Tu te détends, et tu lui rends son baiser. Pourquoi ? Tu ne sais pas, la fatigue tout ça, quand je vous dis que c'est pas un bon mélange ! Tu l'écartes doucement de toi et la regarde. Son état est vraiment misérable, peut-être même pire que toi au fond ! Tu l'as vraiment tailladé de partout. Elle a du perdre beaucoup de sang, tu vois du liquide rouge perlé sur ses joues. Peut-être pour ça que son baiser avait un goût de sang et de boue... « C'était pas le meilleur baiser du monde... » dis-tu avec une pointe de sarcasme, mais avec un sourire rieur et joueur. « Comme quoi, tu voulais vraiment un bisou hein ? » Tu t'écartes un peu d'elle avant de soupirer de soulagement. « T'as gagné, tu m'as bien eu. J'en peux plus. » Il était grandement temps d'en finir. Tes muscles sont coincés de partout, tu es fatigué, en sang.

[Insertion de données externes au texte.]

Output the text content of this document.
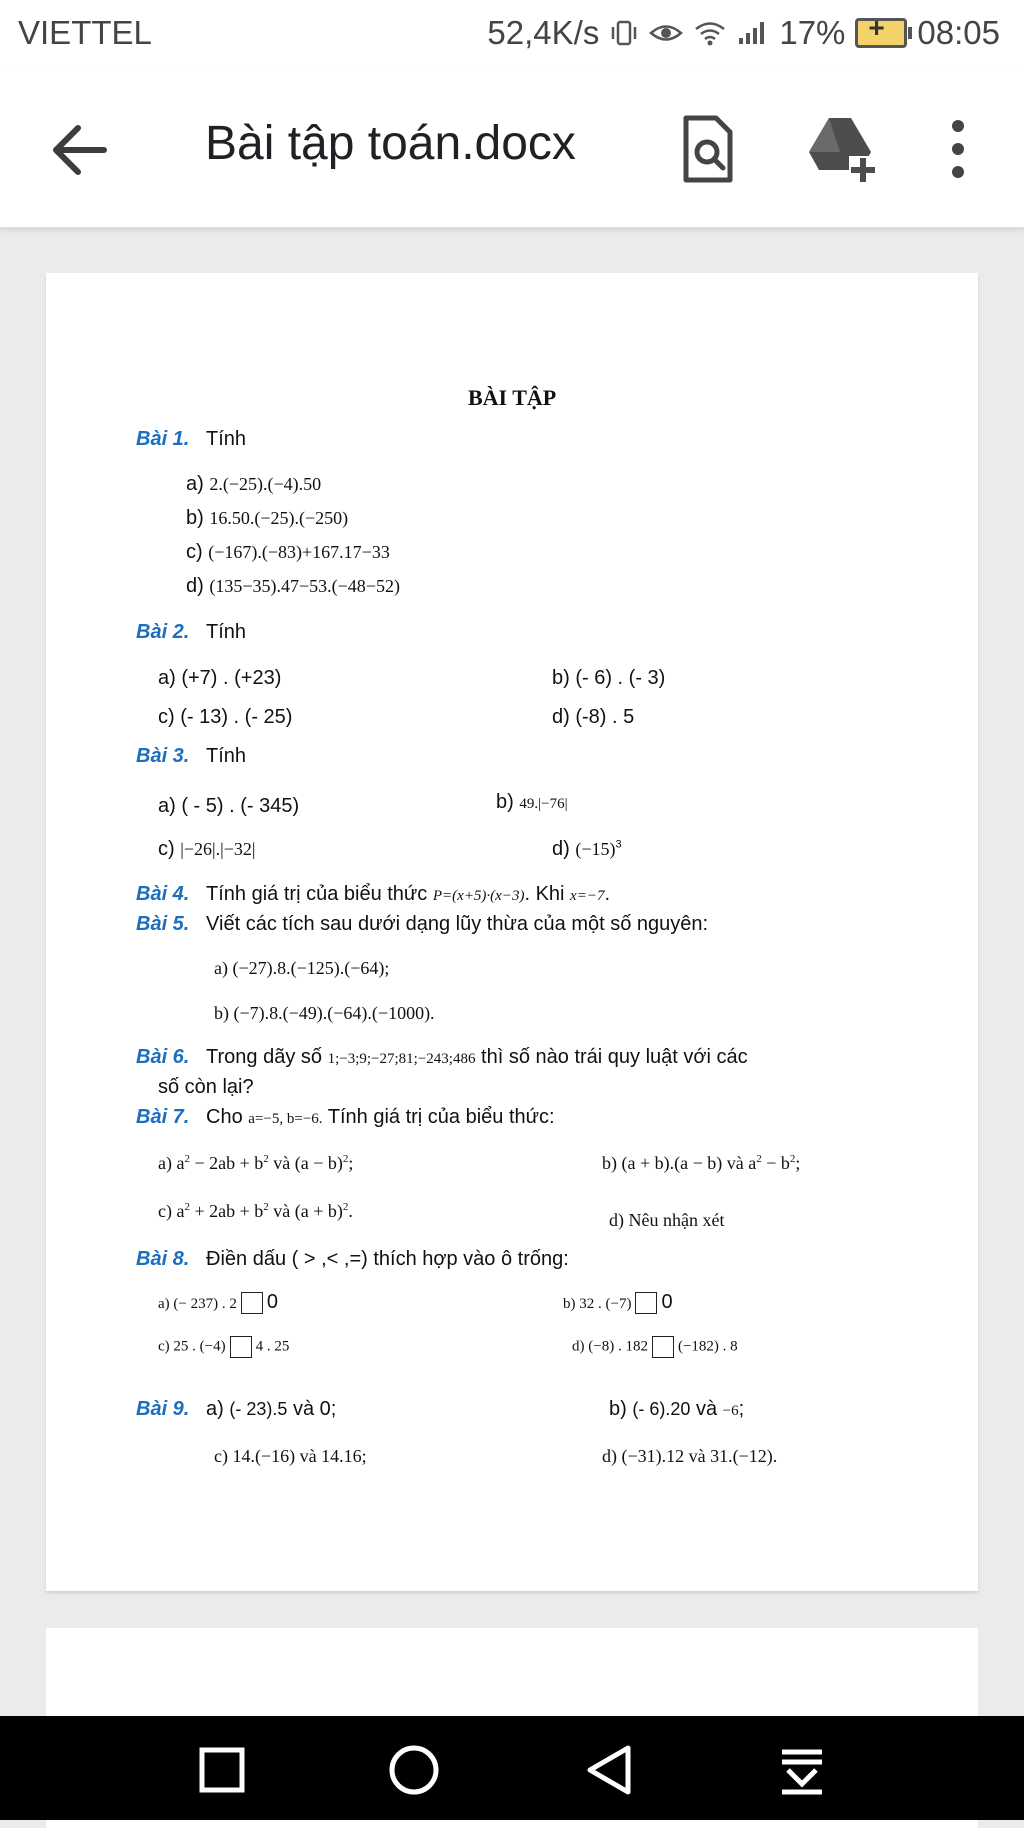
VIETTEL	52,4K/s	17% + 08:05
Bài tập toán.docx
BÀI TẬP
Bài 1. Tính
a) 2.(−25).(−4).50
b) 16.50.(−25).(−250)
c) (−167).(−83)+167.17−33
d) (135−35).47−53.(−48−52)
Bài 2. Tính
a) (+7) . (+23)	b) (- 6) . (- 3)
c) (- 13) . (- 25)	d) (-8) . 5
Bài 3. Tính
a) ( - 5) . (- 345)	b) 49.|−76|
c) |−26|.|−32|	d) $(-15)^3$
Bài 4. Tính giá trị của biểu thức P=(x+5)·(x−3). Khi x=−7.
Bài 5. Viết các tích sau dưới dạng lũy thừa của một số nguyên:
a) (−27).8.(−125).(−64);
b) (−7).8.(−49).(−64).(−1000).
Bài 6. Trong dãy số 1;−3;9;−27;81;−243;486 thì số nào trái quy luật với các
số còn lại?
Bài 7. Cho a=−5, b=−6. Tính giá trị của biểu thức:
a) $a^2 - 2ab + b^2$ và $(a - b)^2$;	b) (a + b).(a − b) và $a^2 - b^2$;
c) $a^2 + 2ab + b^2$ và $(a + b)^2$.	d) Nêu nhận xét
Bài 8. Điền dấu ( > ,< ,=) thích hợp vào ô trống:
a) (− 237) . 2 0	b) 32 . (−7) 0
c) 25 . (−4) 4 . 25	d) (−8) . 182 (−182) . 8
Bài 9. a) (- 23).5 và 0;	b) (- 6).20 và −6;
c) 14.(−16) và 14.16;	d) (−31).12 và 31.(−12).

Et la vue de Winter dans un état presque pire que le tien te fait penser qu'elle n'aurait pas tenu un prochain coup. C'est même un miracle de la voir avec encore assez d'énergie pour te sauter dessus...

Tu essayes de te relever, mais aucun muscle ne te répond et tu grimaces de douleur. Tu lèves la tête vers le ciel et c'est sans surprise que tu vois L'Ami rôder tourner dans le ciel tel un vautour, attendant le moment fatidique pour descendre. Vous êtes presque des cadavres, s'il le voulait il pourrait vous manger maintenant... « J'avais volé un truc qui pourrait nous soigner, mais c'est ce piaf qui l'a... » Tu penses à cette gemme rose que tu avais volé à un chasseur de trésors, qui n'arrêtait pas de vanter ses miracles, lors d'une soirée bien arrosée dans une taverne. Après avoir attendu qu'il soit bien amoché par l'alcool, tu as pu discrètement lui prendre avant de partir loin de la ville. Au début, tu ne croyais pas un mot de ses dires. Tu trouvais la pierre très jolie, en pensant que tu la revendrais à un bon prix. Finalement, tu as décidé de la garder, lorsqu'une Ancienne te l'a décrite comme étant une Aina, où la pierre du miracle. Un objet d'une grande rareté, c'est une chance que tu en as une. Enfin bien sûr, tout le mérite de cette découverte revient au chasseur de trésor... Qui n'a pas su garder son dût.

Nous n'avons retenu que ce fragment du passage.